Das „halbasiatische“ der russischen Gesellschaft besteht nicht darin, dass sie zur anderen Hälfte europäisch ist, sondern darin, dass in Agypten, Indien oder China die Despotie eine reale Funktion hatte (die Urbarmachung der Flüsse), während die russische Herrenkaste im Grunde durch und durch nutzlos ist.
Nachdem die Sowjetunion spätestens ab 1921 die Räte, die Sowjets, als basisdemokratische Einrichtungen beseitigt hatte, sammelte sich die alte Bürokratie unter neuen Fahnen.

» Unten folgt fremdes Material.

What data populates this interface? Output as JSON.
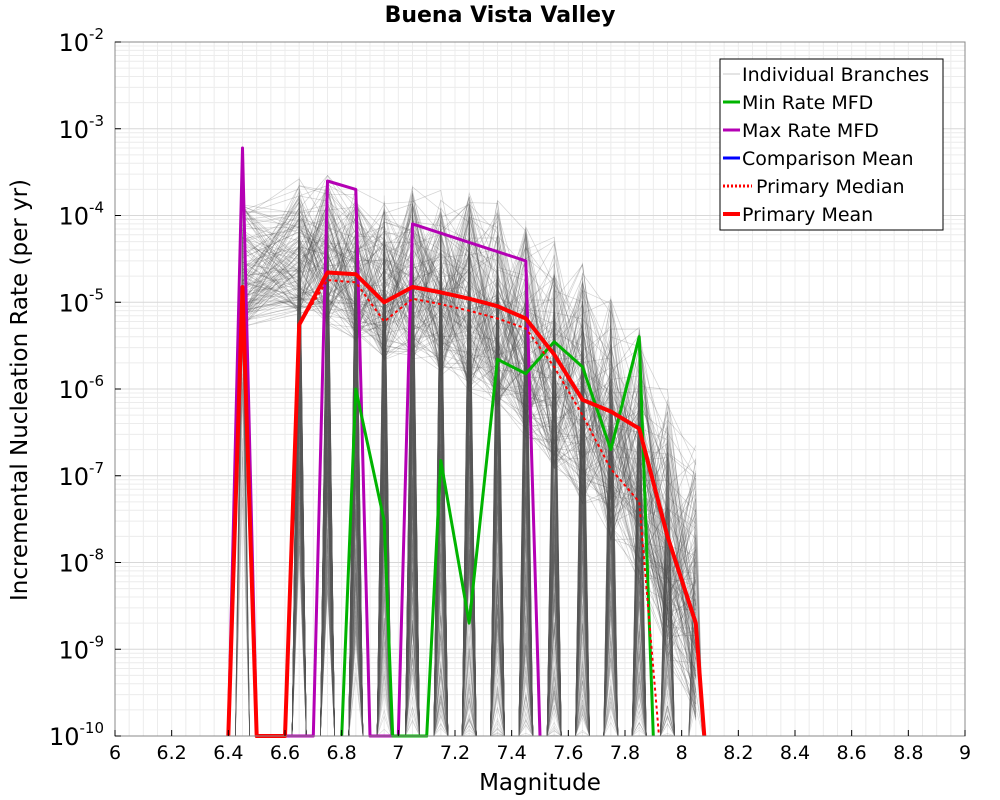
{
  "chart_data": {
    "type": "line",
    "title": "Buena Vista Valley",
    "xlabel": "Magnitude",
    "ylabel": "Incremental Nucleation Rate (per yr)",
    "y_scale": "log",
    "xlim": [
      6,
      9
    ],
    "ylim": [
      1e-10,
      0.01
    ],
    "x_ticks": [
      "6",
      "6.2",
      "6.4",
      "6.6",
      "6.8",
      "7",
      "7.2",
      "7.4",
      "7.6",
      "7.8",
      "8",
      "8.2",
      "8.4",
      "8.6",
      "8.8",
      "9"
    ],
    "x_tick_values": [
      6,
      6.2,
      6.4,
      6.6,
      6.8,
      7,
      7.2,
      7.4,
      7.6,
      7.8,
      8,
      8.2,
      8.4,
      8.6,
      8.8,
      9
    ],
    "y_ticks": [
      {
        "base": "10",
        "exp": "-2",
        "value": -2
      },
      {
        "base": "10",
        "exp": "-3",
        "value": -3
      },
      {
        "base": "10",
        "exp": "-4",
        "value": -4
      },
      {
        "base": "10",
        "exp": "-5",
        "value": -5
      },
      {
        "base": "10",
        "exp": "-6",
        "value": -6
      },
      {
        "base": "10",
        "exp": "-7",
        "value": -7
      },
      {
        "base": "10",
        "exp": "-8",
        "value": -8
      },
      {
        "base": "10",
        "exp": "-9",
        "value": -9
      },
      {
        "base": "10",
        "exp": "-10",
        "value": -10
      }
    ],
    "legend_position": "top-right",
    "legend": [
      {
        "label": "Individual Branches",
        "color": "#c8c8c8",
        "style": "solid-thin"
      },
      {
        "label": "Min Rate MFD",
        "color": "#00b400",
        "style": "solid"
      },
      {
        "label": "Max Rate MFD",
        "color": "#b400b4",
        "style": "solid"
      },
      {
        "label": "Comparison Mean",
        "color": "#0000ff",
        "style": "solid"
      },
      {
        "label": "Primary Median",
        "color": "#ff0000",
        "style": "dotted"
      },
      {
        "label": "Primary Mean",
        "color": "#ff0000",
        "style": "solid-thick"
      }
    ],
    "branch_envelope": {
      "name": "Individual Branches",
      "color": "#505050",
      "x": [
        6.45,
        6.65,
        6.75,
        6.85,
        6.95,
        7.05,
        7.15,
        7.25,
        7.35,
        7.45,
        7.55,
        7.65,
        7.75,
        7.85,
        7.95,
        8.05
      ],
      "upper": [
        0.00015,
        0.0003,
        0.0003,
        0.00025,
        0.0002,
        0.00025,
        0.0002,
        0.0002,
        0.00015,
        0.0001,
        6e-05,
        3e-05,
        1.5e-05,
        6e-06,
        1e-06,
        3e-07
      ]
    },
    "series": [
      {
        "name": "Max Rate MFD",
        "color": "#b400b4",
        "width": 3,
        "dash": "",
        "points": [
          [
            6.4,
            1e-10
          ],
          [
            6.45,
            0.0006
          ],
          [
            6.5,
            1e-10
          ],
          [
            6.7,
            1e-10
          ],
          [
            6.75,
            0.00025
          ],
          [
            6.85,
            0.0002
          ],
          [
            6.9,
            1e-10
          ],
          [
            7.0,
            1e-10
          ],
          [
            7.05,
            8e-05
          ],
          [
            7.45,
            3e-05
          ],
          [
            7.5,
            1e-10
          ]
        ]
      },
      {
        "name": "Min Rate MFD",
        "color": "#00b400",
        "width": 3,
        "dash": "",
        "points": [
          [
            6.8,
            1e-10
          ],
          [
            6.85,
            1e-06
          ],
          [
            6.95,
            3e-08
          ],
          [
            6.98,
            1e-10
          ],
          [
            7.1,
            1e-10
          ],
          [
            7.15,
            1.5e-07
          ],
          [
            7.25,
            2e-09
          ],
          [
            7.35,
            2.2e-06
          ],
          [
            7.45,
            1.5e-06
          ],
          [
            7.55,
            3.5e-06
          ],
          [
            7.65,
            1.8e-06
          ],
          [
            7.75,
            2e-07
          ],
          [
            7.85,
            4e-06
          ],
          [
            7.9,
            1e-10
          ]
        ]
      },
      {
        "name": "Primary Median",
        "color": "#ff0000",
        "width": 2,
        "dash": "3,3",
        "points": [
          [
            6.4,
            1e-10
          ],
          [
            6.45,
            1.5e-05
          ],
          [
            6.5,
            1e-10
          ],
          [
            6.6,
            1e-10
          ],
          [
            6.65,
            5.5e-06
          ],
          [
            6.75,
            1.8e-05
          ],
          [
            6.85,
            1.7e-05
          ],
          [
            6.95,
            6e-06
          ],
          [
            7.05,
            1.1e-05
          ],
          [
            7.15,
            9.5e-06
          ],
          [
            7.25,
            8e-06
          ],
          [
            7.35,
            6.5e-06
          ],
          [
            7.45,
            5e-06
          ],
          [
            7.55,
            1.8e-06
          ],
          [
            7.65,
            5e-07
          ],
          [
            7.75,
            1.2e-07
          ],
          [
            7.85,
            5e-08
          ],
          [
            7.92,
            1e-10
          ]
        ]
      },
      {
        "name": "Primary Mean",
        "color": "#ff0000",
        "width": 4,
        "dash": "",
        "points": [
          [
            6.4,
            1e-10
          ],
          [
            6.45,
            1.5e-05
          ],
          [
            6.5,
            1e-10
          ],
          [
            6.6,
            1e-10
          ],
          [
            6.65,
            5.5e-06
          ],
          [
            6.75,
            2.2e-05
          ],
          [
            6.85,
            2.1e-05
          ],
          [
            6.95,
            1e-05
          ],
          [
            7.05,
            1.5e-05
          ],
          [
            7.15,
            1.3e-05
          ],
          [
            7.25,
            1.1e-05
          ],
          [
            7.35,
            9e-06
          ],
          [
            7.45,
            6.5e-06
          ],
          [
            7.55,
            2.5e-06
          ],
          [
            7.65,
            7.5e-07
          ],
          [
            7.75,
            5.5e-07
          ],
          [
            7.85,
            3.5e-07
          ],
          [
            7.95,
            2e-08
          ],
          [
            8.05,
            2e-09
          ],
          [
            8.08,
            1e-10
          ]
        ]
      }
    ]
  }
}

Die „Revolutionäre“ die uns Dostojewskij hier schildert, tragen diese konterrevolutionäre Tendenz bereits in sich.
Wenn wir uns dagegen nach wahrer Freiheit sehnen, sehnen wir uns nach einer Gesellschaft, die es uns erlaubt jede Arbeit zum Spiel werden zu lassen.
Arbeit wird zur künstlerischen Äusserung und damit zum kreativen Bedürfnis.
Das ist der großartige Kern jener Utopie, die uns aus der „Deutschen Ideologie“ entgegen strahlt.
Und dass ist auch der entscheinde Unterschied zu Epikur:
Das Leben soll nicht nur lustvoll genossen, sondern aktiv gestaltet werden.
Wir sitzen nicht nur im Garten, wir freuen uns an der Gartenarbeit.